The overall HKTDC Export Index climbed to 50.1 for 2Q17, a 16-quarter high and a rise from 47.1 in 1Q17. This change of confidence level from negative to positive indicated a reversal in sentiment with regard to export performance in 2Q17. Overall, exporters have become cautiously optimistic with regard to their likely export performance over the short-term.
Except for the jewellery sector, all industries reported a higher reading for 2Q17 than in the previous quarter. The export indices for timepieces, toys, machinery and electronics exceeded the watershed mark of 50, reflecting a positive export performance outlook over the short-term. Overall, the timepieces sector outperformed all other industries. Its index for 2Q17 (54) was not only the highest among the major industries, but it also showed the largest increase from its 1Q17 figure (41.7). The jewellery sector, however, swam against the tide and appeared the most pessimistic.
With regard to confidence in the overseas markets, the Chinese mainland outperformed the US and Japan to be deemed the most promising of the major markets in 2Q17. Overall, the index for the Chinese mainland edged up to 51.9, reaching expansionary territory in 2Q17, from 49.5 in 1Q17. While the index for the EU rose slightly, it remained a touch below 50. By contrast, declines in confidence were recorded with regard to both Japan and the US.

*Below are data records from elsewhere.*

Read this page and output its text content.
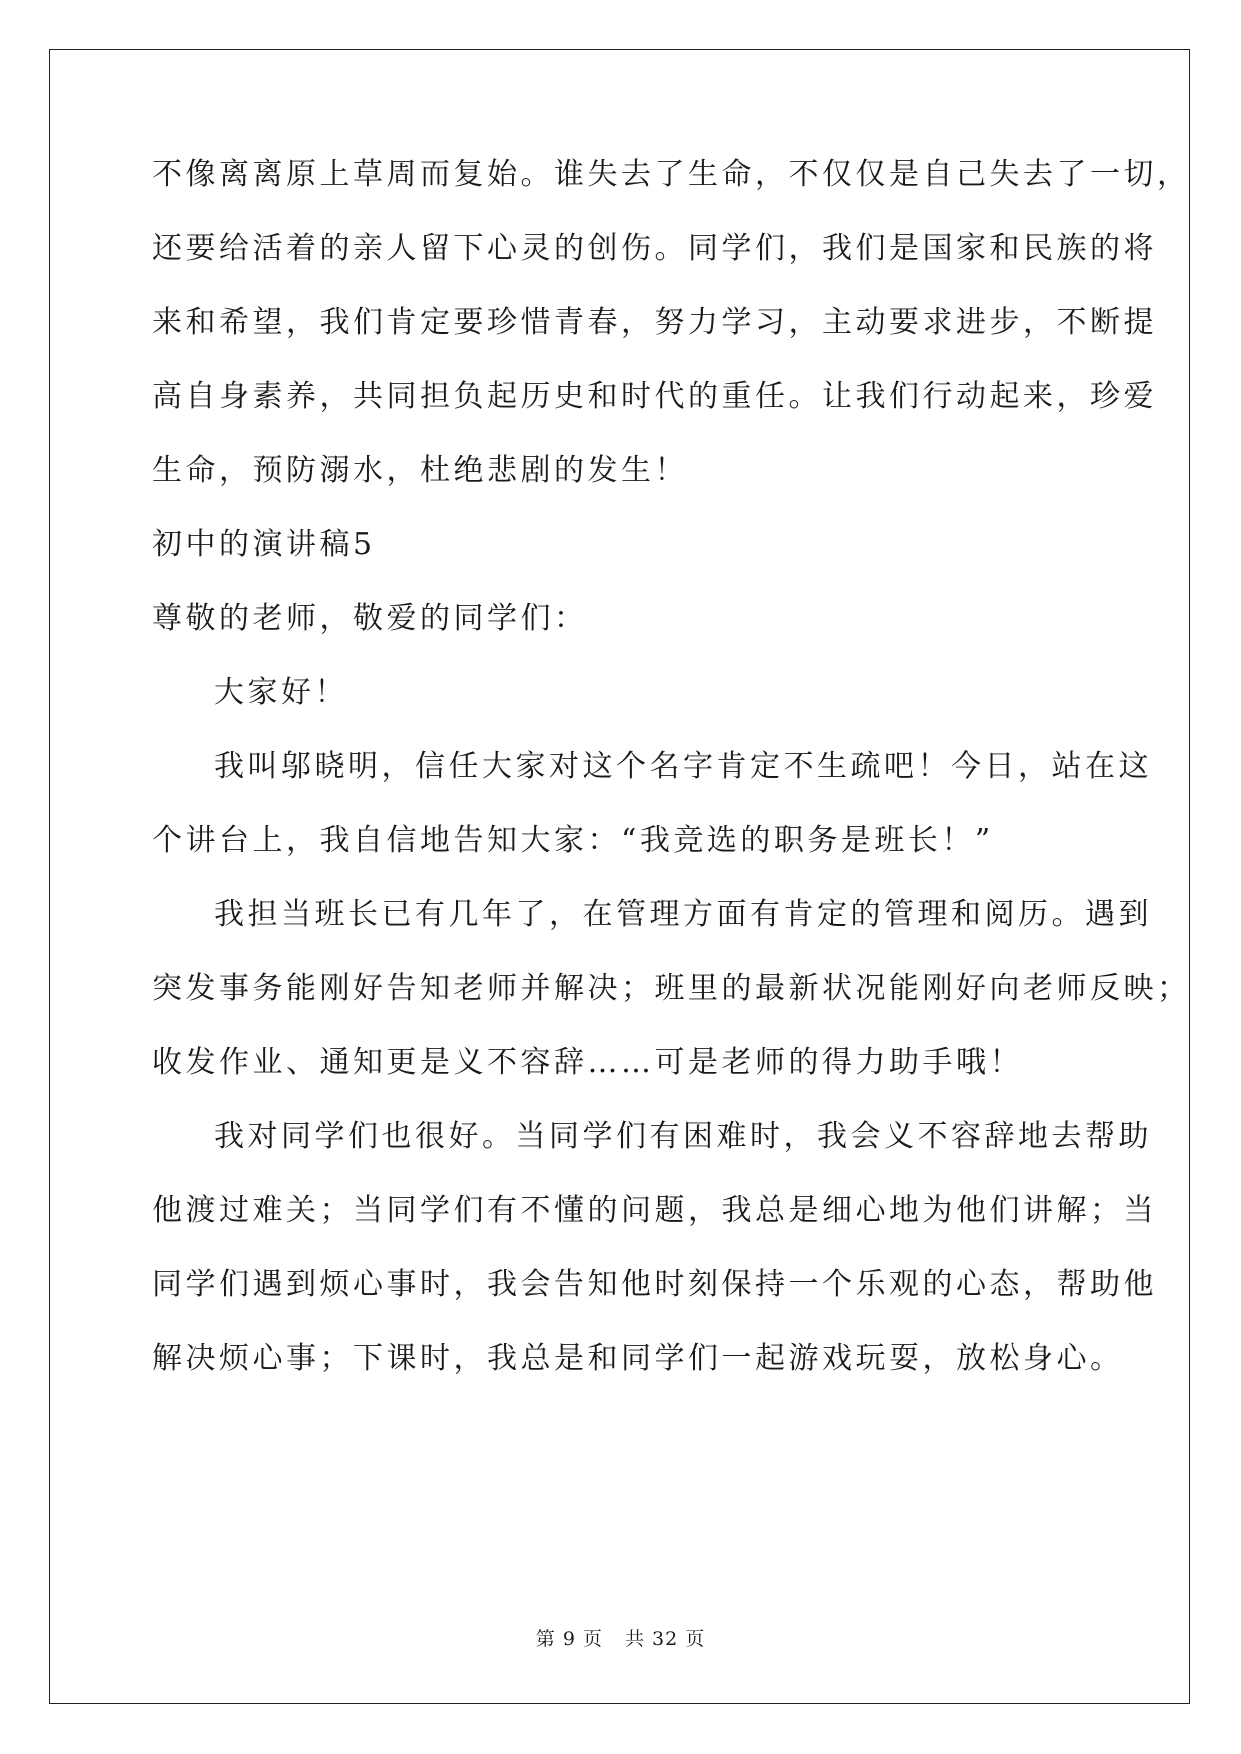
不像离离原上草周而复始。谁失去了生命，不仅仅是自己失去了一切，
还要给活着的亲人留下心灵的创伤。同学们，我们是国家和民族的将
来和希望，我们肯定要珍惜青春，努力学习，主动要求进步，不断提
高自身素养，共同担负起历史和时代的重任。让我们行动起来，珍爱
生命，预防溺水，杜绝悲剧的发生！
初中的演讲稿5
尊敬的老师，敬爱的同学们：
大家好！
我叫邬晓明，信任大家对这个名字肯定不生疏吧！今日，站在这
个讲台上，我自信地告知大家：“我竞选的职务是班长！”
我担当班长已有几年了，在管理方面有肯定的管理和阅历。遇到
突发事务能刚好告知老师并解决；班里的最新状况能刚好向老师反映；
收发作业、通知更是义不容辞……可是老师的得力助手哦！
我对同学们也很好。当同学们有困难时，我会义不容辞地去帮助
他渡过难关；当同学们有不懂的问题，我总是细心地为他们讲解；当
同学们遇到烦心事时，我会告知他时刻保持一个乐观的心态，帮助他
解决烦心事；下课时，我总是和同学们一起游戏玩耍，放松身心。
第 9 页 共 32 页
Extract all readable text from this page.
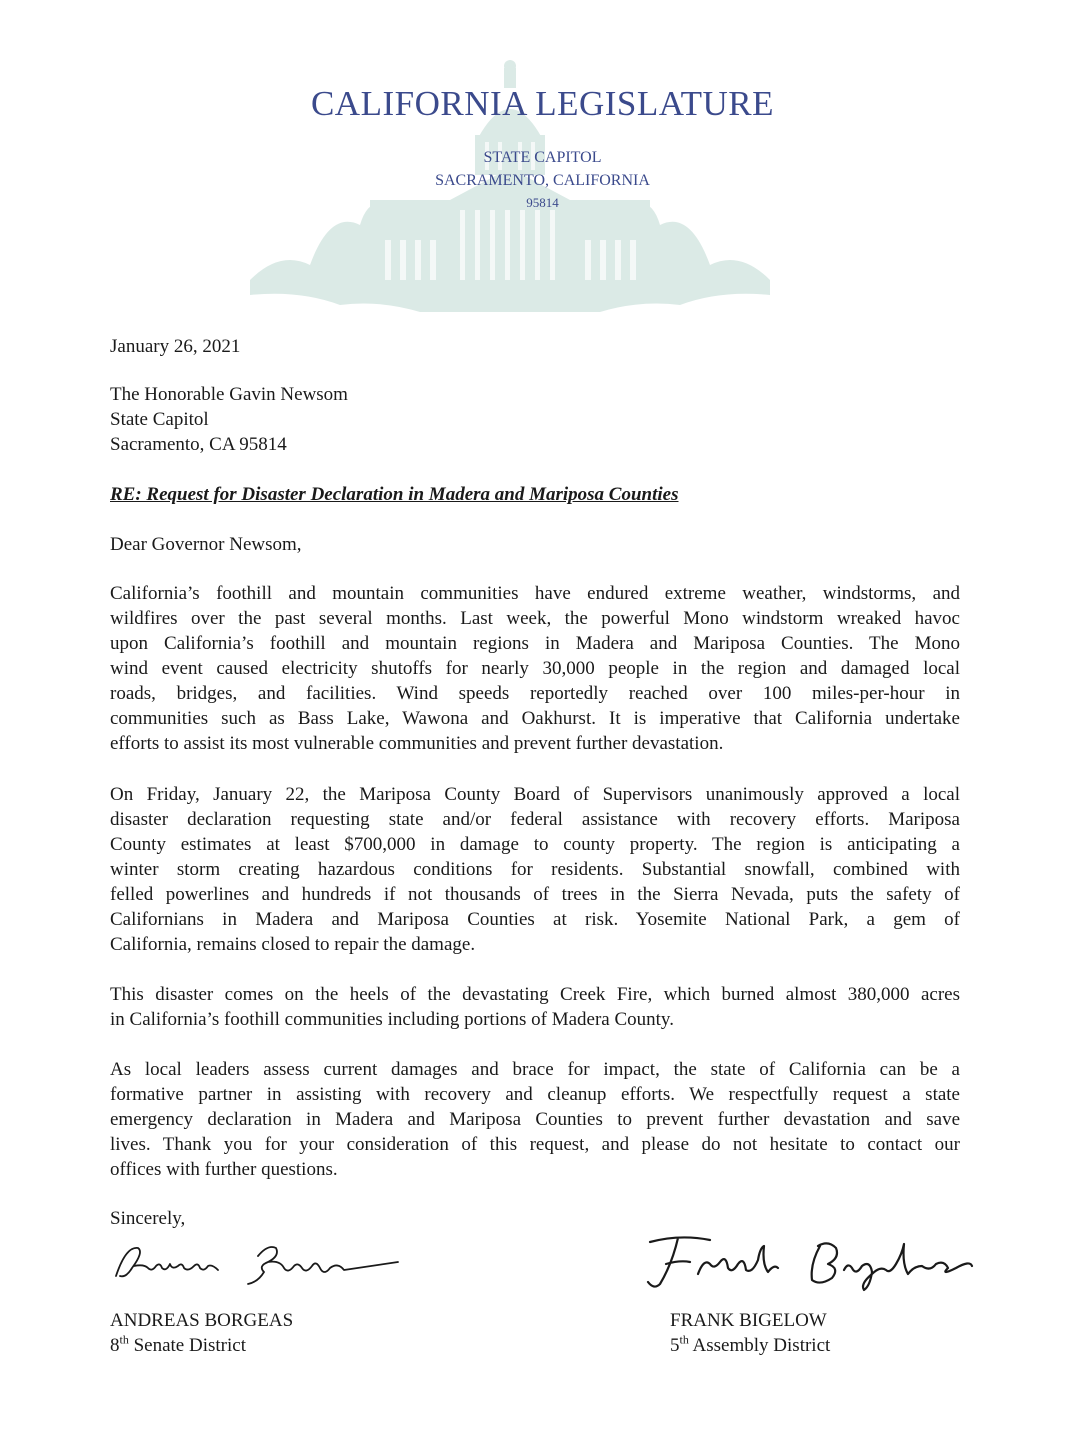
CALIFORNIA LEGISLATURE
STATE CAPITOL
SACRAMENTO, CALIFORNIA
95814
January 26, 2021
The Honorable Gavin Newsom
State Capitol
Sacramento, CA 95814
RE: Request for Disaster Declaration in Madera and Mariposa Counties
Dear Governor Newsom,
California’s foothill and mountain communities have endured extreme weather, windstorms, and
wildfires over the past several months. Last week, the powerful Mono windstorm wreaked havoc
upon California’s foothill and mountain regions in Madera and Mariposa Counties. The Mono
wind event caused electricity shutoffs for nearly 30,000 people in the region and damaged local
roads, bridges, and facilities. Wind speeds reportedly reached over 100 miles-per-hour in
communities such as Bass Lake, Wawona and Oakhurst. It is imperative that California undertake
efforts to assist its most vulnerable communities and prevent further devastation.
On Friday, January 22, the Mariposa County Board of Supervisors unanimously approved a local
disaster declaration requesting state and/or federal assistance with recovery efforts. Mariposa
County estimates at least $700,000 in damage to county property. The region is anticipating a
winter storm creating hazardous conditions for residents. Substantial snowfall, combined with
felled powerlines and hundreds if not thousands of trees in the Sierra Nevada, puts the safety of
Californians in Madera and Mariposa Counties at risk. Yosemite National Park, a gem of
California, remains closed to repair the damage.
This disaster comes on the heels of the devastating Creek Fire, which burned almost 380,000 acres
in California’s foothill communities including portions of Madera County.
As local leaders assess current damages and brace for impact, the state of California can be a
formative partner in assisting with recovery and cleanup efforts. We respectfully request a state
emergency declaration in Madera and Mariposa Counties to prevent further devastation and save
lives. Thank you for your consideration of this request, and please do not hesitate to contact our
offices with further questions.
Sincerely,
ANDREAS BORGEAS
8th Senate District
FRANK BIGELOW
5th Assembly District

The Offshore Trade Index rose to 41.5 in 2Q17, increasing from 33 in 1Q17. This indicated an improvement in export confidence with regard to offshore trade performance (i.e. those shipments not passing through Hong Kong, but handled by Hong Kong exporters). Yet with a lower reading than the HKTDC Export Index overall, Hong Kong’s offshore trade is expected to underperform Hong Kong’s total exports in the near term.
The Trade Value Index inched up to 51.1 in 2Q17, rising from 48 in 1Q17. Except in the cases of jewellery and machinery, all of the major industries reported higher readings for 2Q17. The index for timepieces increased slightly to 54.5, the highest among the major industries. The indices for clothing and jewellery, however, stayed below 50, signalling lower unit prices in the near term.
The Procurement Index rose to 49 in 2Q17, rising from 41.8 in 1Q17, reflecting an improved procurement sentiment. The procurement indices for all of the major industries rose in 2Q17, with clothing, toys, timepieces and machinery reaching an expansionary level. For electronics and jewellery, however, readings below the watershed mark of 50 indicated the possibility of a fall in input costs and/or sluggish future demand in these industries.
The Employment Index increased slightly, rising to 48.6 in 2Q17, from 47.1 in 1Q17. Hiring confidence was stronger in the machinery sector, which, with a reading of 51.9, recorded the highest figure among the major industries, while electronics and timepieces also showed signs of improvement. With the exception of the machinery sector, however, the indices for the other major industries remained below 50, signalling the likelihood of labour contraction in the near term.